Culinary Bonds explores how everyday food practices among refugee and host women in Southeastern Turkey contribute to processes of belonging. While many of these women are connected to humanitarian organizations, their collaboration and solidarity extend far beyond formal aid structures. Through daily acts of service and care—especially in their kitchens—women engage in shared labor that challenges the conventional donor–recipient dynamic. This presentation asks: How do mundane, collective activities such as cooking and the ritualized consumption of food cultivate reciprocity and belonging among host and refugee women—across boundaries of citizenship, ethnicity, and language?
The presentation highlights the active civic agency of Syrian refugee and Turkish volunteer women. Though their efforts often unfold in domestic spaces and remain unrecognized by formal metrics, they play a vital role in reimagining a shared cultural past within the culinary geography of Southeastern Turkey—and in envisioning a common future.

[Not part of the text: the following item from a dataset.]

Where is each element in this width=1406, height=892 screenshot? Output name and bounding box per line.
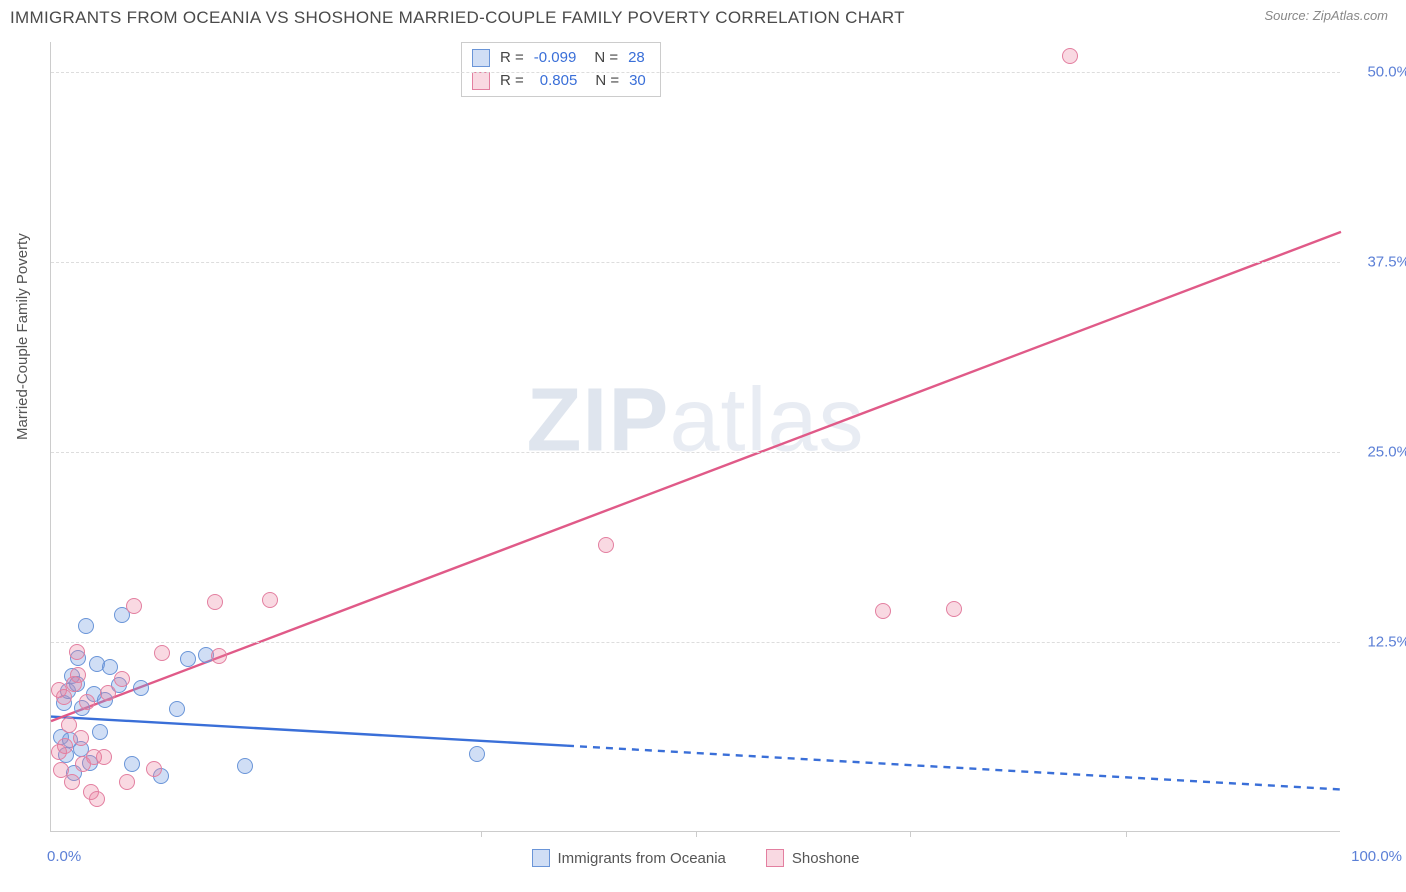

I argue that diasporic belonging is enacted through practices of hospitality and care, particularly through cooking, which serves as a medium for building community solidarity.
This research is grounded in ethnographic fieldwork conducted in Gaziantep, Turkey, between May 2019 and January 2021. It employs a multifaceted qualitative approach, including participant observation at humanitarian events, semi-structured interviews with organizational managers, in-depth interviews with volunteers and donors, and life-history interviews with Syrian refugee women.
Ayda Apa Pomeshikov is a Ph.D. candidate in the Interdisciplinary Ph.D. Program in Near and Middle Eastern Studies at the University of Washington. She holds an M.A. in Transcultural Studies from Heidelberg University in Germany. Her research focuses on forced migration, refugee and diaspora studies, comparative humanitarianism, and gender and sexuality in Muslim-majority contexts. Her dissertation, The Prophet Was a Refugee Too: Syrian Refugee Women’s Search for Belonging in Turkey, is based on two years of ethnographic fieldwork conducted between 2019 and 2021, supported by a United States Institute of Peace Fellowship.